/Deep-Neural-Network-Inference-on-FPGA-using-TF

Research project about Xilinix's Vitis-AI framework

Primary LanguageJupyter Notebook

Deep-Neural-Network-Inference-on-FPGA-using-TF

Research project about Xilinx's Vitis-AI framework. Done by Alon Nemirovsky and Amit Shtober under the supervision of Ina Rivkin and Oz Shmueli from the department of Electrical Engineering of the Technion.

Description

Machine Learning & AI are major academic fields that are integral part of many modern researches and high-tech cutting edge developments such as: autonomous cars, image processing and medical research. Therefore, many companies are trying to make a foothold in this world.

Xilinx created Vitis AI development environment for AI inference on Xilinx hardware platforms. It consists of optimized IP, tools, libraries, models, and example designs. It is designed with high efficiency and ease-of-use in mind, unleashing the full potential of AI acceleration on Xilinx FPGA.

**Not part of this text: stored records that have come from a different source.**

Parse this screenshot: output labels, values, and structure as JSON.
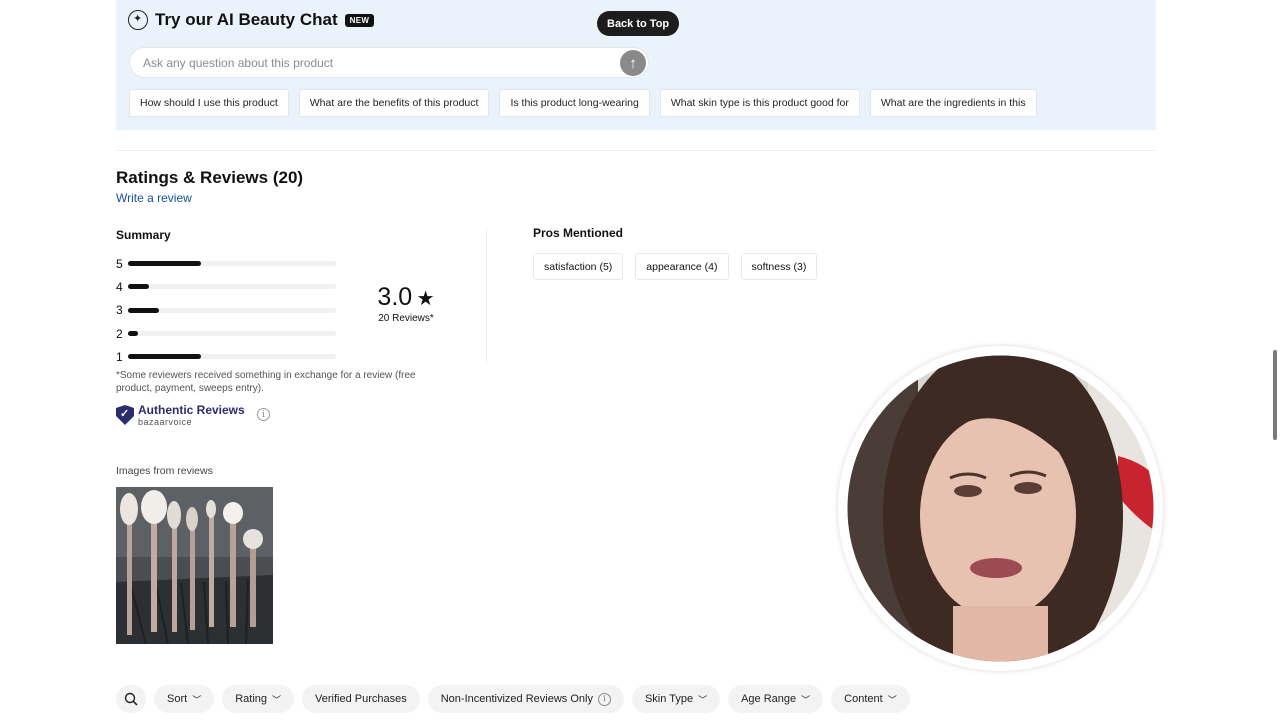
{
  "ai_chat": {
    "title": "Try our AI Beauty Chat",
    "badge": "NEW",
    "back_to_top": "Back to Top",
    "input_placeholder": "Ask any question about this product",
    "suggestions": [
      "How should I use this product",
      "What are the benefits of this product",
      "Is this product long-wearing",
      "What skin type is this product good for",
      "What are the ingredients in this"
    ]
  },
  "reviews": {
    "title": "Ratings & Reviews (20)",
    "write_review": "Write a review",
    "summary_label": "Summary",
    "histogram": [
      {
        "stars": "5",
        "fraction": 0.35
      },
      {
        "stars": "4",
        "fraction": 0.1
      },
      {
        "stars": "3",
        "fraction": 0.15
      },
      {
        "stars": "2",
        "fraction": 0.05
      },
      {
        "stars": "1",
        "fraction": 0.35
      }
    ],
    "average": "3.0",
    "average_star": "★",
    "review_count": "20 Reviews*",
    "incentive_note": "*Some reviewers received something in exchange for a review (free product, payment, sweeps entry).",
    "authentic_title": "Authentic Reviews",
    "authentic_sub": "bazaarvoice",
    "pros_label": "Pros Mentioned",
    "pros": [
      "satisfaction (5)",
      "appearance (4)",
      "softness (3)"
    ],
    "images_label": "Images from reviews"
  },
  "filters": {
    "items": [
      {
        "label": "Sort",
        "chevron": true
      },
      {
        "label": "Rating",
        "chevron": true
      },
      {
        "label": "Verified Purchases",
        "chevron": false
      },
      {
        "label": "Non-Incentivized Reviews Only",
        "chevron": false,
        "info": true
      },
      {
        "label": "Skin Type",
        "chevron": true
      },
      {
        "label": "Age Range",
        "chevron": true
      },
      {
        "label": "Content",
        "chevron": true
      }
    ]
  },
  "colors": {
    "panel_bg": "#eaf3fb",
    "link": "#1a4fa8",
    "brand_badge": "#2b2d6e"
  }
}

Our main project goal was to evaluate and validate the Xilinx Vitis-AI ecosystem. That includes: understanding Vitis-AI ecosystem and running full flow from tensorflow to the FPGA. Also, evaluate and modify, when possible, each step in the process of the ecosystem in order to be able to understand it's limits and capabilities in terms of both logic and performance. Our final product is a detailed guide on how to work with the VitisAI ecosystem. It includes tutorial on how to create model from scratch, inference performance comparison and guidelines on how the ecosystem can be utilized in order to get the most out of it and avoid any knows problems in advanced.